Wow. I acknowledge your authority as a parish priest and that's not good enough for you? You're offended that I promise challenge any claim to authority as a legal expert or a medical expert?

I advise a little less superbia and a little more humilitas.

In Christ encore,


Fr Martin Fox said...


I'm not going to fence with you. You're not welcome here, until you learn manners. If you keep coming back, I will restrict comments. So there is no point in you continuing to be a pest. I would prefer you be a polite guest, but you've already chosen not to do that.

Bye Pat.

Fr Martin Fox said...

To my other readers:

Just so you know, back in February "Pat" chose to behave very badly and aggressively here. I tried to reason with him then, and gave up. Pat may be interested in playing that game again, but I'm not.

Pat said...

Fr. Fox,

Please explain to me how or where I was impolite. I stated that "I support all of your written statements." I acknowledged your expertise in matters of faith. I asked if I "may add" some thoughts. I offered my "humble opinion." I spoke with "all due respect." I even welcomed correction and instruction as to matter of the Catholic faith.

If I am not being understood I deserve the right to know that, and to correct it.

In my view, my mistake was merely challenging you when you speak about legal or medical matters.

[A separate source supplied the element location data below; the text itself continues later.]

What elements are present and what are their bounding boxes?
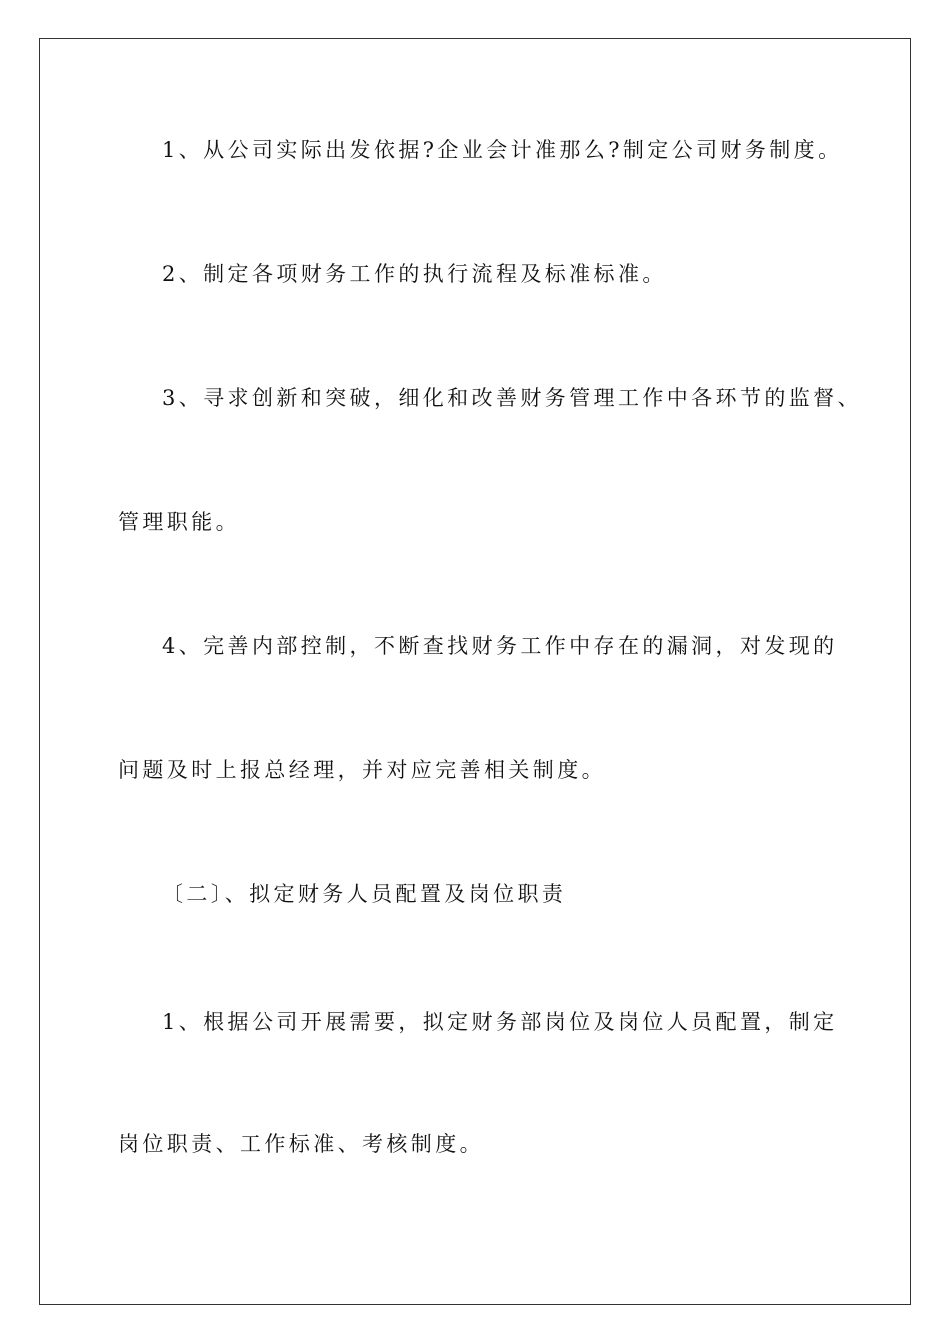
- paragraph-4-line-1: 4、完善内部控制，不断查找财务工作中存在的漏洞，对发现的: [162, 634, 838, 658]
- paragraph-1-line-1: 1、从公司实际出发依据?企业会计准那么?制定公司财务制度。: [162, 138, 843, 162]
- paragraph-6-line-1: 1、根据公司开展需要，拟定财务部岗位及岗位人员配置，制定: [162, 1010, 838, 1034]
- paragraph-3-line-1: 3、寻求创新和突破，细化和改善财务管理工作中各环节的监督、: [162, 386, 862, 410]
- section-heading: 〔二〕、拟定财务人员配置及岗位职责: [162, 882, 567, 906]
- paragraph-2-line-1: 2、制定各项财务工作的执行流程及标准标准。: [162, 262, 667, 286]
- paragraph-6-line-2: 岗位职责、工作标准、考核制度。: [118, 1132, 484, 1156]
- paragraph-3-line-2: 管理职能。: [118, 510, 240, 534]
- page-border: [39, 38, 911, 1305]
- paragraph-4-line-2: 问题及时上报总经理，并对应完善相关制度。: [118, 758, 606, 782]
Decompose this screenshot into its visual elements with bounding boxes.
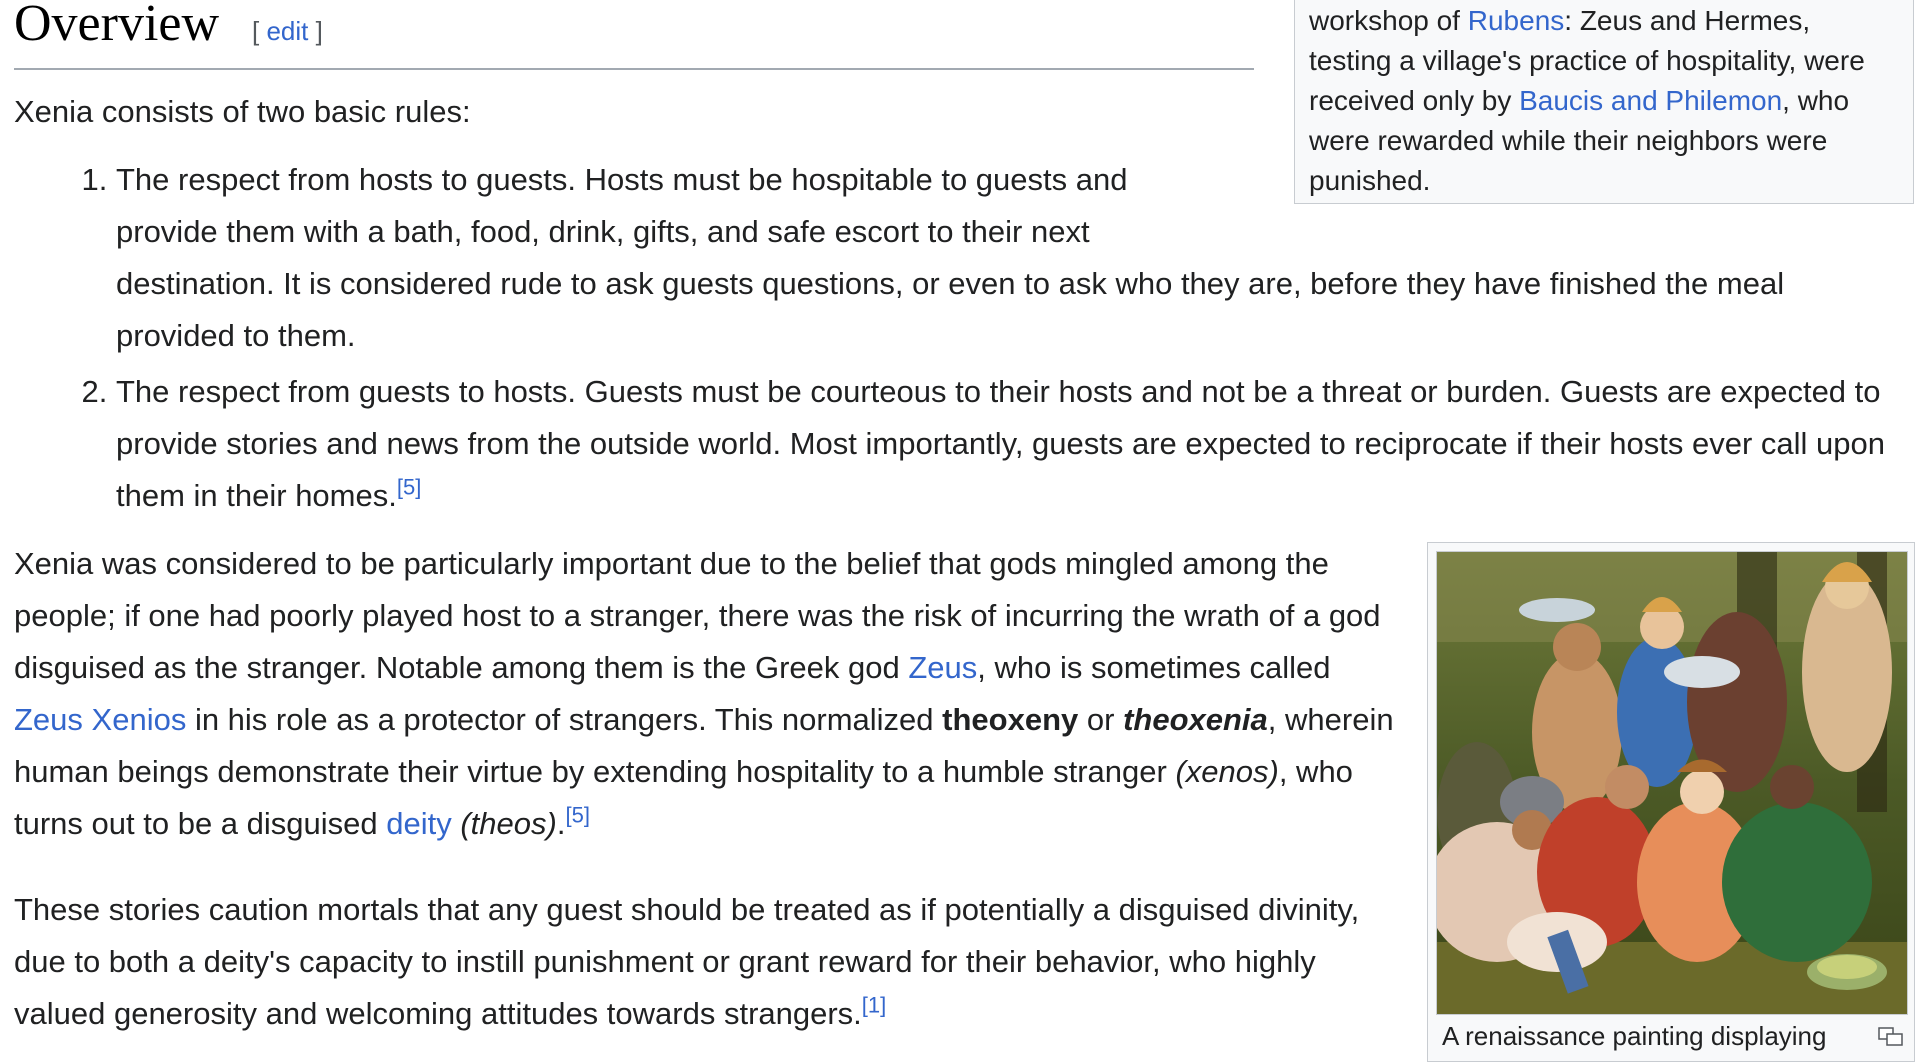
- paragraph-text: , who turns out to be a disguised: [14, 754, 1353, 841]
- term-theos: (theos): [460, 806, 557, 841]
- citation-link[interactable]: [5]: [396, 474, 422, 500]
- list-item: [116, 366, 1904, 522]
- renaissance-painting-image[interactable]: [1436, 551, 1908, 1015]
- rule-text: provide them with a bath, food, drink, gifts, and safe escort to their next: [116, 214, 1090, 249]
- section-heading: [14, 0, 1254, 70]
- citation-link[interactable]: [5]: [565, 802, 590, 828]
- rule-text: 1. The respect from hosts to guests. Hosts must be hospitable to guests and: [116, 162, 1128, 197]
- painting-illustration: [1437, 552, 1907, 1014]
- paragraph-text: or: [1078, 702, 1124, 737]
- caption-text: workshop of: [1309, 5, 1468, 36]
- intro-paragraph: Xenia consists of two basic rules:: [14, 94, 471, 129]
- caption-text: : Zeus and Hermes, testing a village's practice of hospitality, were received only by: [1309, 5, 1865, 116]
- edit-section-link[interactable]: edit: [266, 16, 309, 46]
- enlarge-icon[interactable]: [1878, 1027, 1904, 1047]
- caption-text: , who were rewarded while their neighbors were punished.: [1309, 85, 1850, 196]
- paragraph-text: in his role as a protector of strangers. This normalized: [186, 702, 943, 737]
- painting-thumbnail: [1427, 542, 1915, 1062]
- caution-paragraph: [14, 884, 1394, 1040]
- rules-list: [14, 154, 1904, 526]
- edit-bracket-open: [: [252, 16, 260, 46]
- paragraph-text: These stories caution mortals that any guest should be treated as if potentially a disguised divinity, due to both a deity's capacity to instill punishment or grant reward for their behavior, who highly valued generosity and welcoming attitudes towards strangers.: [14, 892, 1360, 1031]
- theoxenia-paragraph: [14, 538, 1394, 850]
- link-deity[interactable]: deity: [386, 806, 452, 841]
- link-baucis-and-philemon[interactable]: Baucis and Philemon: [1519, 85, 1783, 116]
- list-item: [116, 154, 1904, 362]
- thumbnail-caption: A renaissance painting displaying: [1442, 1021, 1827, 1051]
- section-title: Overview: [14, 0, 220, 52]
- term-xenos: (xenos): [1175, 754, 1279, 789]
- term-theoxeny: theoxeny: [942, 702, 1079, 737]
- paragraph-text: , wherein human beings demonstrate their virtue by extending hospitality to a humble stranger: [14, 702, 1394, 789]
- link-rubens[interactable]: Rubens: [1467, 5, 1565, 36]
- paragraph-text: , who is sometimes called: [977, 650, 1331, 685]
- edit-section: [252, 16, 323, 47]
- paragraph-text: Xenia was considered to be particularly important due to the belief that gods mingled among the people; if one had poorly played host to a stranger, there was the risk of incurring the wrath of a god disguised as the stranger. Notable among them is the Greek god: [14, 546, 1381, 685]
- link-zeus[interactable]: Zeus: [908, 650, 978, 685]
- link-zeus-xenios[interactable]: Zeus Xenios: [14, 702, 187, 737]
- term-theoxenia: theoxenia: [1123, 702, 1268, 737]
- rule-text: The respect from guests to hosts. Guests must be courteous to their hosts and not be a threat or burden. Guests are expected to provide stories and news from the outside world. Most importantly, guests are expected to reciprocate if their hosts ever call upon them in their homes.: [116, 374, 1886, 513]
- paragraph-text: .: [556, 806, 566, 841]
- rule-text: destination. It is considered rude to ask guests questions, or even to ask who they are, before they have finished the meal provided to them.: [116, 266, 1785, 353]
- citation-link[interactable]: [1]: [861, 992, 887, 1018]
- edit-bracket-close: ]: [315, 16, 323, 46]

Surely, you can't be opposed to that?


Fr Martin Fox said...

Folks, sorry comments will be adjusted from this point on as Pat is refusing to leave. I'm sorry but I have limited tools to deal with a pest.

TerryC said...

Late getting to this, but as you stated in your post if someone posts flawed information, which is not supported by the facts they should expect to be challenged. Having read your blog I cannot imagine that you would post any "opinion" on matters of law or medicine or related to gay people which did not support the teaching of the Church and her statements and opinions. In my mind that makes you qualified.
Pat, who is very close to a troll in my opinion, in this at least, is attempting to put forward the idea of suppression of religious belief in the public square. A priest's teaching on the moral aspects of medicine, law or sexual morality, if it follows the teachings of the Church, is not only within his expertise, it is part of his call to priesthood.

Fr Martin Fox said...


Pat, in my opinion, got overheated. He wouldn't take a hint so I had to ban him. As far as I'm concerned, he's welcome back if he behaves courteously.

Folks can go back and see what Pat said when I posted something about marriage--and in the process, ruled out so-called "same sex marriage."

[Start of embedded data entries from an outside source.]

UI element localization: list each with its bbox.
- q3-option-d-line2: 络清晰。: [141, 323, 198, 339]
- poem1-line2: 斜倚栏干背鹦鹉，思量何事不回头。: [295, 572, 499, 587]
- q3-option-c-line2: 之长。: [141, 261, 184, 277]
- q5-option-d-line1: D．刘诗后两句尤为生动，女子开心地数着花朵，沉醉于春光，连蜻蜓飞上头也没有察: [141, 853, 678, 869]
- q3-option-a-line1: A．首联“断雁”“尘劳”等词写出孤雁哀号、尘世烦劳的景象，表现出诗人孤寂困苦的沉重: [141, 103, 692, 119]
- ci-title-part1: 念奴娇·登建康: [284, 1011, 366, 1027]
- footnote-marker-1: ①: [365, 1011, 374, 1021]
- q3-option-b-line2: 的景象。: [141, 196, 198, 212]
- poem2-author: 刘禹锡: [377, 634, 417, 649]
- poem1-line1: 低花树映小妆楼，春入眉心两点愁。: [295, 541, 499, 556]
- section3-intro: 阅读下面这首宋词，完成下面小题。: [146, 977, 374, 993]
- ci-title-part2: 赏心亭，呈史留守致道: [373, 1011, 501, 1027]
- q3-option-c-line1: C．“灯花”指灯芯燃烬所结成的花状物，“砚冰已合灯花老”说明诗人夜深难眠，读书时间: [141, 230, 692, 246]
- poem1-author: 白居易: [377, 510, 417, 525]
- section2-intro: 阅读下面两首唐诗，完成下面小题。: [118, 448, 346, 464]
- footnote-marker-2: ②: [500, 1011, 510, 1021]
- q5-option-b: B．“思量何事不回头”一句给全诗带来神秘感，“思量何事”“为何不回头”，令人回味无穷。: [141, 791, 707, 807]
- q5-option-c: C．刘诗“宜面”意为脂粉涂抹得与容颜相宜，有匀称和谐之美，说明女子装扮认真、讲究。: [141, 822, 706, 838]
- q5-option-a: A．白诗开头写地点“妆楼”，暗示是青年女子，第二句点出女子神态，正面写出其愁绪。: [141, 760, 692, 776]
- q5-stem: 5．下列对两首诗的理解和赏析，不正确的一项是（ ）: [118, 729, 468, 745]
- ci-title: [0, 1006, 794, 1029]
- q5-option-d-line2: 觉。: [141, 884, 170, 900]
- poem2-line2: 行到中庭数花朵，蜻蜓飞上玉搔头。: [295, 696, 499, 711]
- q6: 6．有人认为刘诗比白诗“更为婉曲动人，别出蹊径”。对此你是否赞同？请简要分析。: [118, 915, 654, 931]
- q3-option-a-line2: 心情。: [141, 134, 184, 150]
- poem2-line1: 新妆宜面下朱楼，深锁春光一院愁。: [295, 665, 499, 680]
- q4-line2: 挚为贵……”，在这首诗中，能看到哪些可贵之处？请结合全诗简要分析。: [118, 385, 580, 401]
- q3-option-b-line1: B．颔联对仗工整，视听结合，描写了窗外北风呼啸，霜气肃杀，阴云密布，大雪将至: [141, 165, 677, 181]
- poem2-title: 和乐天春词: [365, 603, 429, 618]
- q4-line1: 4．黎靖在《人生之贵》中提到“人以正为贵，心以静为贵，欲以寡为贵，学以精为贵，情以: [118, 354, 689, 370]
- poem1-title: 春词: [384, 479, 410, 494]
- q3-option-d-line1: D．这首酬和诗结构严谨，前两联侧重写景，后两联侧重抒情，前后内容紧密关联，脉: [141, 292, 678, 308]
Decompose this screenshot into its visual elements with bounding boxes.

I have no idea what statements he thought pertained to "medicine." But the truth is, our Faith professes that Jesus Christ is King; everything is under his authority. We profess a salvation and a morality that is universal in scope--meaning that everyone is bound to the same Law of Christ, and everyone must stand before him one day. He is Lord.

So, pretty much any topic, one way or the other, can intersect with the Christian Faith, to the extent it has a moral dimension, or it has to do with a right understanding of human nature, or human dignity, etc.

But you are right that some folks think Christianity, and Christians, and clergy, should stay only in certain areas. Obviously, I don't agree!

And as far as "authority"--I'm not seeing that as the issue here.

Folks are welcome to check me on this: I seldom try to persuade by appealing to "authority"--at least, my own. I.e., I doubt I often--if ever--argue for something by saying, "I'm a priest, so you should believe this!" It is true that often appeal to my own experiences, and I guess that's a kind of appeal to authority, but that's about it.

My intention is to offer facts, arguments or reasoning that persuade--not appealing to my own authority. And of course, that reasoning or those facts can be contested.

But when the discussion or debate is about the ideas, the facts offered, or the chain of reasoning, then they stand on their own, whether I'm a priest or an engineer or someone who just fell off a turnip truck. The person who makes the argument is not the issue--that's the fallacy of "ad hominem."